Pink, orange, or red streaks in the starter: Stop. Throw it away. This is bacterial contamination — specifically Serratia marcescens or similar — that is not part of a healthy starter ecosystem. Start over with a clean jar and fresh flour. Make sure your jar was properly washed and rinsed.

Black liquid on top: This is called "hooch" — it's alcohol produced by a hungry starter. This happens when the starter hasn't been fed in a long time and the organisms have consumed all available food. It looks alarming but it's not dangerous. Pour off the liquid or stir it back in, then feed the starter. It will recover. A starter that regularly produces hooch needs more frequent feeding.

Starter rises but falls completely flat before 12 hours: Very active starter in a warm environment. Switch to twice-daily feedings. The starter is working well — it just moves faster than once-daily feeding can sustain.

Starter is stable but bread doesn't rise: The starter may be mature but your bulk fermentation timing or shaping may be the issue. See Bulk Fermentation: Temperature Guide & Time Chart and Troubleshooting Flat Sourdough.

Maintaining Your Starter Long-Term

Once established, a starter can be maintained indefinitely with regular feeding. I have a starter that's been going for several years now — the same culture, just fed continuously.

Room temperature maintenance (baking frequently): Feed once or twice daily. Discard before each feeding. Store loosely covered on the counter.

Refrigerator storage (baking weekly or less): Feed the starter, let it sit at room temperature for 2-4 hours until you see some activity, then cover and refrigerate. Feed once a week to keep it viable. When you want to bake, take it out of the refrigerator and let it come to room temperature, then give it 1-2 feedings before using.

Long-term storage (months): A thin layer of starter spread on parchment paper and dried completely becomes starter "flakes" that can be stored in an envelope for months or years and rehydrated later. I've done this when traveling and not wanting to leave my starter with someone. Rehydrating takes 3-5 days of regular feeding to get back to full activity.

The Frugal Perspective

A bag of all-purpose flour and a week of attention creates a leavening agent that costs nothing to maintain and will last indefinitely. Commercial yeast works reliably and quickly, but it has a cost and a shelf life. A healthy sourdough starter is essentially free once established.

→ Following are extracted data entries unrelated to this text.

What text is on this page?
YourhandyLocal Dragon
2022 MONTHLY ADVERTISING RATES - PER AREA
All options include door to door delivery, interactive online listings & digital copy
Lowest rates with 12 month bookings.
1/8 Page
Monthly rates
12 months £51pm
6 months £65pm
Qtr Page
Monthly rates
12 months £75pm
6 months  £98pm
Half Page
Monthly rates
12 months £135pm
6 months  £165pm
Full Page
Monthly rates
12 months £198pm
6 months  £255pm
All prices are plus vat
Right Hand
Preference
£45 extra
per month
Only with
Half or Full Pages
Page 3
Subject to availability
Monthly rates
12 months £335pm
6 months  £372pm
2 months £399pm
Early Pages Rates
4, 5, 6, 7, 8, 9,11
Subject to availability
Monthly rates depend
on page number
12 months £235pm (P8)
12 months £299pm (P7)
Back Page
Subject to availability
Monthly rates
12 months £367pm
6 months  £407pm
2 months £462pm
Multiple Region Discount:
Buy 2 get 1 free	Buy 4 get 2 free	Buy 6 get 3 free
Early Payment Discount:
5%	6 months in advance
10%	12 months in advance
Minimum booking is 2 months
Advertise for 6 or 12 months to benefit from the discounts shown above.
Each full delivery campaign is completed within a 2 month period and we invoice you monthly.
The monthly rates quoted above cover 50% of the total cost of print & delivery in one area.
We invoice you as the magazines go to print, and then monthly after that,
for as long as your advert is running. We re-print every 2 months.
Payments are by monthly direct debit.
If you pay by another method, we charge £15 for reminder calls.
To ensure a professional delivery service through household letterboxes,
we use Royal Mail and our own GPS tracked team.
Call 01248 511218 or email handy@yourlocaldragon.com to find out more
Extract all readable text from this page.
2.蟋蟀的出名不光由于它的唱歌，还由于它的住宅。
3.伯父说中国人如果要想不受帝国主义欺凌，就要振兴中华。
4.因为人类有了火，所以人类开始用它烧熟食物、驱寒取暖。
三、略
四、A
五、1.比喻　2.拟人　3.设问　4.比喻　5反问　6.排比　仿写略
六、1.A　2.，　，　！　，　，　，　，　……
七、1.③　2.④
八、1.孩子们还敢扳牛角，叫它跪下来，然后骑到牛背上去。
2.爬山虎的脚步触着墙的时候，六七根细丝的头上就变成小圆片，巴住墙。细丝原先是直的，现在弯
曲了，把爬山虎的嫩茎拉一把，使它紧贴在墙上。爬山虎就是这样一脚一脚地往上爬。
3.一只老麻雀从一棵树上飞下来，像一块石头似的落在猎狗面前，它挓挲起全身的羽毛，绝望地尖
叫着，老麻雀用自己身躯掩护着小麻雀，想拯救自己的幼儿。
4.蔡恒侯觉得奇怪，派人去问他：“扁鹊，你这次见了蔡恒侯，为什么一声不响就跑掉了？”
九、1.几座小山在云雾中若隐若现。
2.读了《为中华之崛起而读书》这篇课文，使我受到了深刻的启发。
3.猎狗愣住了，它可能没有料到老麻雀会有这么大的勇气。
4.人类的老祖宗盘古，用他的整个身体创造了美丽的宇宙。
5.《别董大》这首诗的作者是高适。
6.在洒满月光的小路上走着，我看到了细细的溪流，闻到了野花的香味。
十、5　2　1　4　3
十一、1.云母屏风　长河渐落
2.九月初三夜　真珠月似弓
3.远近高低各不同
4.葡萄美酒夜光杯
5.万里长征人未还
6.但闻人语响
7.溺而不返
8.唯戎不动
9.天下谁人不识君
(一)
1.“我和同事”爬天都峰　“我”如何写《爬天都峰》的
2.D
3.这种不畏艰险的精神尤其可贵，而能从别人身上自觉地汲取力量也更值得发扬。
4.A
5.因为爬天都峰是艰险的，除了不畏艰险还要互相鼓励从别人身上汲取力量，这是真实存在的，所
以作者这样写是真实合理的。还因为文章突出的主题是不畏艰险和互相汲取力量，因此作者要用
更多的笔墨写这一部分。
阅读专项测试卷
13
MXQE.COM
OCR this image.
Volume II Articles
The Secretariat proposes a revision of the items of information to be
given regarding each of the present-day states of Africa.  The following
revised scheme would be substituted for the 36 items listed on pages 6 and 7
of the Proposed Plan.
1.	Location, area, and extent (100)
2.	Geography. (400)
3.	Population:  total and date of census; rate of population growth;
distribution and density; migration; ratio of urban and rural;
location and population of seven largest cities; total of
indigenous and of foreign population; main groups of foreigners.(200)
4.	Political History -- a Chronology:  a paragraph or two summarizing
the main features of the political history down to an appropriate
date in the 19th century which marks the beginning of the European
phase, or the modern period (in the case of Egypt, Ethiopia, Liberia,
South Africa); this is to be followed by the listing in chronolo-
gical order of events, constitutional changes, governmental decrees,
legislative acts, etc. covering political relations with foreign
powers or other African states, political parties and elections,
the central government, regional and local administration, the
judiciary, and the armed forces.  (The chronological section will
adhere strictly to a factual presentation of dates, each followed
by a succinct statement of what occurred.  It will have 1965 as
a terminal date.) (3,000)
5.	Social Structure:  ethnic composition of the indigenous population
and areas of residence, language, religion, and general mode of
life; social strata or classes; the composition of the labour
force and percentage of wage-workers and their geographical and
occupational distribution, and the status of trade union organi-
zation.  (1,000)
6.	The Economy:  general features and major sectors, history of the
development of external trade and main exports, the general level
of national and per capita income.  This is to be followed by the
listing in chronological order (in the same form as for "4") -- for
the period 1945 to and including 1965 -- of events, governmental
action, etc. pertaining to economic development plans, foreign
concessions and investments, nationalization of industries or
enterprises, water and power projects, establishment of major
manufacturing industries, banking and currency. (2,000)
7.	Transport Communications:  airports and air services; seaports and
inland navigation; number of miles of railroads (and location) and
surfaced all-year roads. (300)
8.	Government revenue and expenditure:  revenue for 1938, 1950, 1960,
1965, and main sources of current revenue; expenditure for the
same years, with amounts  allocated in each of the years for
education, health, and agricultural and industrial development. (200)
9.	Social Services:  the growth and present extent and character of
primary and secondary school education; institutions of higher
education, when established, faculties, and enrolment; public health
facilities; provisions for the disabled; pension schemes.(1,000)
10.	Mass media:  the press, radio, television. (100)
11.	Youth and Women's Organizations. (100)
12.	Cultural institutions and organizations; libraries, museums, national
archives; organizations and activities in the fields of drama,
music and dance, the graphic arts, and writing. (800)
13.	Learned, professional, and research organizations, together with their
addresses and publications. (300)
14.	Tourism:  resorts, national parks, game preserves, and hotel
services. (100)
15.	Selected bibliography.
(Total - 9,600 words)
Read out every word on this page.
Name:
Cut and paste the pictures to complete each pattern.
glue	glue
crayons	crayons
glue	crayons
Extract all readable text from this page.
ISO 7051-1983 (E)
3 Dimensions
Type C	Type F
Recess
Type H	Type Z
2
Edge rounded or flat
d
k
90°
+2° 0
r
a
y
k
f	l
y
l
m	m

The flour cost during the establishment period is minimal — maybe 200-300g of flour over 7-10 days, less than $0.50. The maintenance cost is whatever small amount you feed it each time, offset by the fact that you're not buying commercial yeast.

Beyond frugality: the flavor and texture of sourdough leavened bread is different from commercially yeasted bread in a way that's hard to describe until you've tasted it side by side. The complexity of flavor from a long fermentation, the chewy crumb, the open structure when done well — these don't come from a yeast packet. They come from the ecosystem you're building right now.